1

I have a dataframe that can be reconstructed from the dict below.

The dataframe represents 23 statistics (X1-X23) for various cities around the world. Each city occupies a single row in the dataframe with the 23 statistics as separate columns.

My actual df has ~6 million cities so its a large dataframe.

What I want to do is:

Step#1: Identify clusters of cities based on the 23 statistics (X1-X23).

Step#2: Given the identified clusters in Step#1, I want to construct a portfolio of cities such that:

a) number of cities selected from any given cluster is limited (limit may be different for each cluster)

b) avoid certain clusters altogether

c) apply additional criteria to the portfolio selection such that the correlation of poor weather between cities in the portfolio is minimized and correlation of good weather between cities is maximized.

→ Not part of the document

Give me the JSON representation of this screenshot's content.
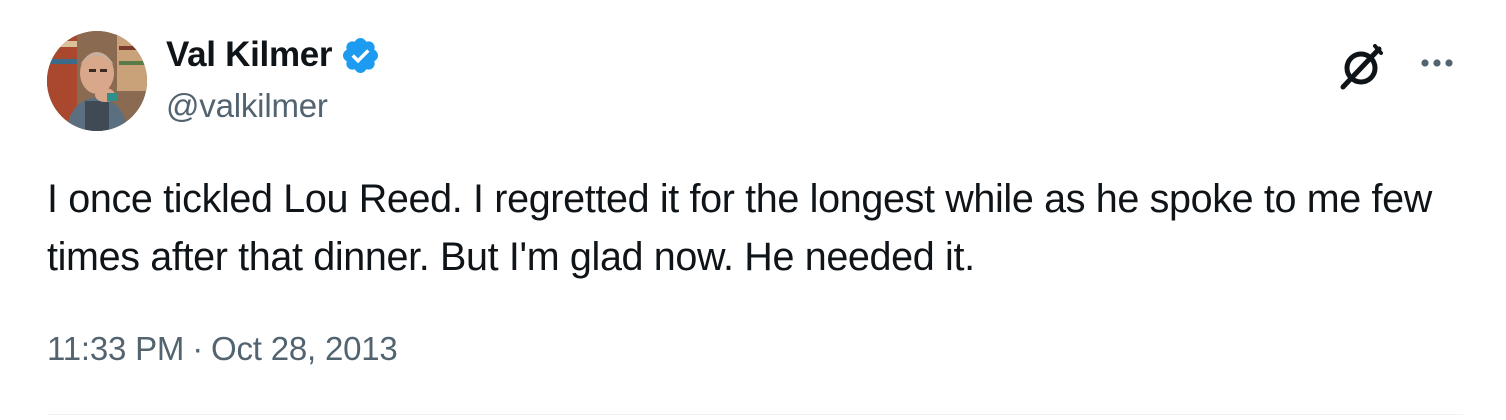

My problem set is such that the K for a K-means algo would be quite large but I'm not sure what that value is.

I've been reading the following on clustering:

Cluster analysis in R: determine the optimal number of clusters

How do I determine k when using k-means clustering?

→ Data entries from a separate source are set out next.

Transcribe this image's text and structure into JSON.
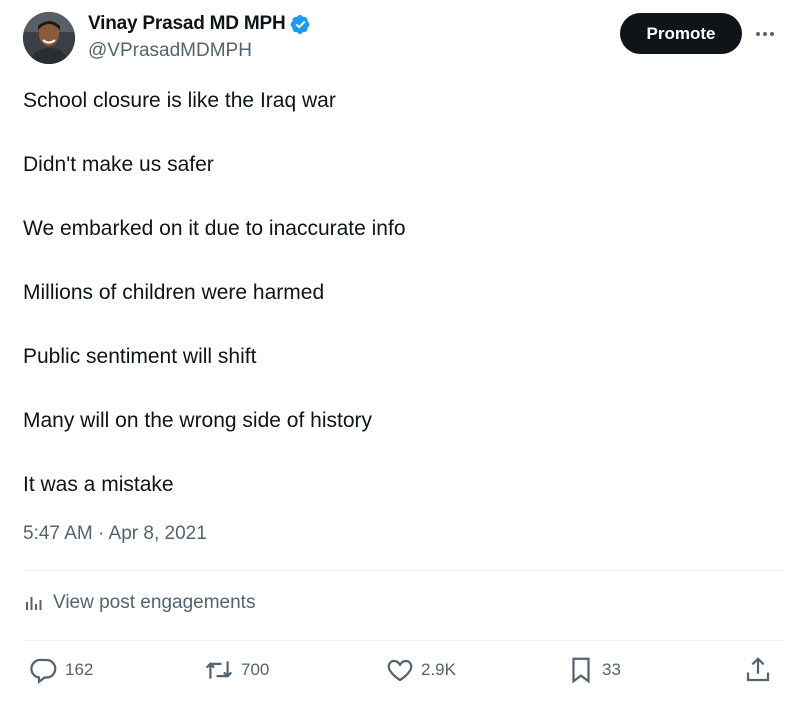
{
  "author": {
    "name": "Vinay Prasad MD MPH",
    "handle": "@VPrasadMDMPH",
    "verified": true
  },
  "header": {
    "promote_label": "Promote",
    "more_icon": "more-horizontal-icon"
  },
  "tweet": {
    "lines": [
      "School closure is like the Iraq war",
      "Didn't make us safer",
      "We embarked on it due to inaccurate info",
      "Millions of children were harmed",
      "Public sentiment will shift",
      "Many will on the wrong side of history",
      "It was a mistake"
    ],
    "timestamp": "5:47 AM · Apr 8, 2021"
  },
  "engagements": {
    "label": "View post engagements",
    "icon": "analytics-bars-icon"
  },
  "actions": {
    "replies": "162",
    "reposts": "700",
    "likes": "2.9K",
    "bookmarks": "33"
  },
  "colors": {
    "text": "#0f1419",
    "secondary": "#536471",
    "verified": "#1d9bf0",
    "divider": "#eff3f4",
    "button": "#0f1419"
  }
}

X-means: Extending K-means...

However, a lot of the literature is foreign to me and will take me months to understand. I'm not a data scientist and don't have the time to take a course on machine learning.

At this point I have the dataframe and am now twiddling my thumbs.

I'd be grateful if you can help me move forward in actually implementing Steps#1 to Steps#2 in pandas with an example dataset.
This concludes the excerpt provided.